One strategy L. David Marquet suggests, to empower subordinates and increase proactivity, is by changing the language an organisation uses. He writes:
Here is a short list of “disempowered phrases” that passive followers use:
Request permission to…
I would like to…
What should I do about… Here is a short list of “empowered phrases” that active doers use:
I intend to…
I plan to…
I will…
…Eventually we turned everything upside down. Instead of one captain giving orders to 134 men, we would > have 135 independent, energetic, emotionally committed and engaged men thinking about what we needed to do > and ways to do it right. This process turned them into active leaders as opposed to passive followers.
Failure
How a business reacts to and learns from failure goes hand-in-hand with its attitude to trust and empowerment. A team that uses failure as an opportunity to learn is usually one that’s empowered. But only teams with a degree of trust are able to learn from their mistakes. The alternative is an organisation in which employees are blamed for mistakes, creating a culture of fear. Fear is not conducive to trust. In “Creativity Inc.”, Ed Catmull writes:
Ask yourself what happens when an error is discovered. Do people shut down and turn inward, instead of coming together to untangle the causes of the problems that might be avoided going forward? Is the question being asked: Whose fault was this? If so, your culture is one that vilifies failure… If you create a fearless culture (or as fearless as human nature will allow), people will be much less hesitant to explore new areas, identifying uncharted pathways and then charging down them.

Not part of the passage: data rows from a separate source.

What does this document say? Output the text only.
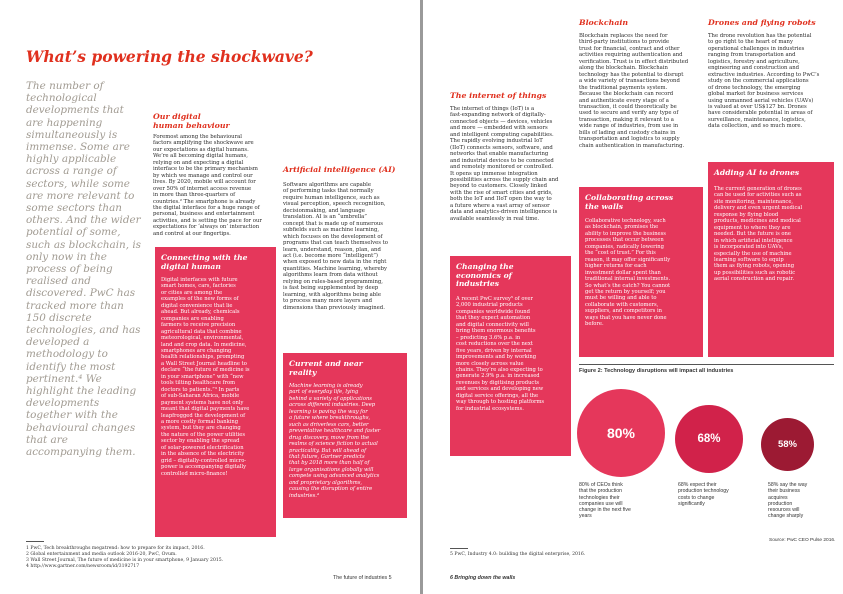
What’s powering the shockwave?
The number of technological developments that are happening simultaneously is immense. Some are highly applicable across a range of sectors, while some are more relevant to some sectors than others. And the wider potential of some, such as blockchain, is only now in the process of being realised and discovered. PwC has tracked more than 150 discrete technologies, and has developed a methodology to identify the most pertinent.⁴ We highlight the leading developments together with the behavioural changes that are accompanying them.
Our digital
human behaviour
Foremost among the behavioural
factors amplifying the shockwave are
our expectations as digital humans.
We’re all becoming digital humans,
relying on and expecting a digital
interface to be the primary mechanism
by which we manage and control our
lives. By 2020, mobile will account for
over 50% of internet access revenue
in more than three-quarters of
countries.² The smartphone is already
the digital interface for a huge range of
personal, business and entertainment
activities, and is setting the pace for our
expectations for ‘always on’ interaction
and control at our fingertips.
Artificial intelligence (AI)
Software algorithms are capable
of performing tasks that normally
require human intelligence, such as
visual perception, speech recognition,
decisionmaking, and language
translation. AI is an “umbrella”
concept that is made up of numerous
subfields such as machine learning,
which focuses on the development of
programs that can teach themselves to
learn, understand, reason, plan, and
act (i.e. become more “intelligent”)
when exposed to new data in the right
quantities. Machine learning, whereby
algorithms learn from data without
relying on rules-based programming,
is fast being supplemented by deep
learning, with algorithms being able
to process many more layers and
dimensions than previously imagined.
Connecting with the
digital human
Digital interfaces with future
smart homes, cars, factories
or cities are among the
examples of the new forms of
digital convenience that lie
ahead. But already, chemicals
companies are enabling
farmers to receive precision
agricultural data that combine
meteorological, environmental,
land and crop data. In medicine,
smartphones are changing
health relationships, prompting
a Wall Street Journal headline to
declare “the future of medicine is
in your smartphone” with “new
tools tilting healthcare from
doctors to patients.”³ In parts
of sub-Saharan Africa, mobile
payment systems have not only
meant that digital payments have
leapfrogged the development of
a more costly formal banking
system, but they are changing
the nature of the power utilities
sector by enabling the spread
of solar-powered electrification
in the absence of the electricity
grid – digitally-controlled micro-
power is accompanying digitally
controlled micro-finance!
Current and near
reality
Machine learning is already
part of everyday life, lying
behind a variety of applications
across different industries. Deep
learning is paving the way for
a future where breakthroughs,
such as driverless cars, better
preventative healthcare and faster
drug discovery, move from the
realms of science fiction to actual
practicality. But will ahead of
that future, Gartner predicts
that by 2018 more than half of
large organisations globally will
compete using advanced analytics
and proprietary algorithms,
causing the disruption of entire
industries.⁴
1 PwC, Tech breakthroughs megatrend: how to prepare for its impact, 2016.
2 Global entertainment and media outlook 2016-20, PwC, Ovum.
3 Wall Street Journal, The future of medicine is in your smartphone, 9 January 2015.
4 http://www.gartner.com/newsroom/id/3192717
The future of industries 5
The internet of things
The internet of things (IoT) is a
fast-expanding network of digitally-
connected objects — devices, vehicles
and more — embedded with sensors
and intelligent computing capabilities.
The rapidly evolving industrial IoT
(IIoT) connects sensors, software, and
networks that enable manufacturing
and industrial devices to be connected
and remotely monitored or controlled.
It opens up immense integration
possibilities across the supply chain and
beyond to customers. Closely linked
with the rise of smart cities and grids,
both the IoT and IIoT open the way to
a future where a vast array of sensor
data and analytics-driven intelligence is
available seamlessly in real time.
Blockchain
Blockchain replaces the need for
third-party institutions to provide
trust for financial, contract and other
activities requiring authentication and
verification. Trust is in effect distributed
along the blockchain. Blockchain
technology has the potential to disrupt
a wide variety of transactions beyond
the traditional payments system.
Because the blockchain can record
and authenticate every stage of a
transaction, it could theoretically be
used to secure and verify any type of
transaction, making it relevant to a
wide range of industries, from use in
bills of lading and custody chains in
transportation and logistics to supply
chain authentication in manufacturing.
Drones and flying robots
The drone revolution has the potential
to go right to the heart of many
operational challenges in industries
ranging from transportation and
logistics, forestry and agriculture,
engineering and construction and
extractive industries. According to PwC’s
study on the commercial applications
of drone technology, the emerging
global market for business services
using unmanned aerial vehicles (UAVs)
is valued at over US$127 bn. Drones
have considerable potential in areas of
surveillance, maintenance, logistics,
data collection, and so much more.
Changing the
economics of
industries
A recent PwC survey⁵ of over
2,000 industrial products
companies worldwide found
that they expect automation
and digital connectivity will
bring them enormous benefits
– predicting 3.6% p.a. in
cost reductions over the next
five years, driven by internal
improvements and by working
more closely across value
chains. They’re also expecting to
generate 2.9% p.a. in increased
revenues by digitising products
and services and developing new
digital service offerings, all the
way through to hosting platforms
for industrial ecosystems.
Collaborating across
the walls
Collaborative technology, such
as blockchain, promises the
ability to improve the business
processes that occur between
companies, radically lowering
the “cost of trust.” For this
reason, it may offer significantly
higher returns for each
investment dollar spent than
traditional internal investments.
So what’s the catch? You cannot
get the return by yourself; you
must be willing and able to
collaborate with customers,
suppliers, and competitors in
ways that you have never done
before.
Adding AI to drones
The current generation of drones
can be used for activities such as
site monitoring, maintenance,
delivery and even urgent medical
response by flying blood
products, medicines and medical
equipment to where they are
needed. But the future is one
in which artificial intelligence
is incorporated into UAVs,
especially the use of machine
learning software to equip
them as flying robots, opening
up possibilities such as robotic
aerial construction and repair.
Figure 2: Technology disruptions will impact all industries
80%	68%	58%
80% of CEOs think
that the production
technologies their
companies use will
change in the next five
years
68% expect their
production technology
costs to change
significantly
58% say the way
their business
acquires
production
resources will
change sharply
Source: PwC CEO Pulse 2016.
5 PwC, Industry 4.0: building the digital enterprise, 2016.
6 Bringing down the walls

While often it’s important to recognise failure, especially failure that’s expensive or damaging, leaders may inadvertently create ineffective cultures by finding scapegoats. But a culture of fear is toxic and contageous. Instead leaders, must use failure to find opportunities for their teams to grow.
The benefits of an effective culture
Different organisations will have different understandings of what a healthy culture includes and the behaviours they want to encourage but ultimately the mark of all good cultures is a productive (and hopefully happy) workforce.
It’s important to note that a perfect culture will never be attainable but the value of a workforce that enjoys its work versus one that doesn’t cannot be underestimated.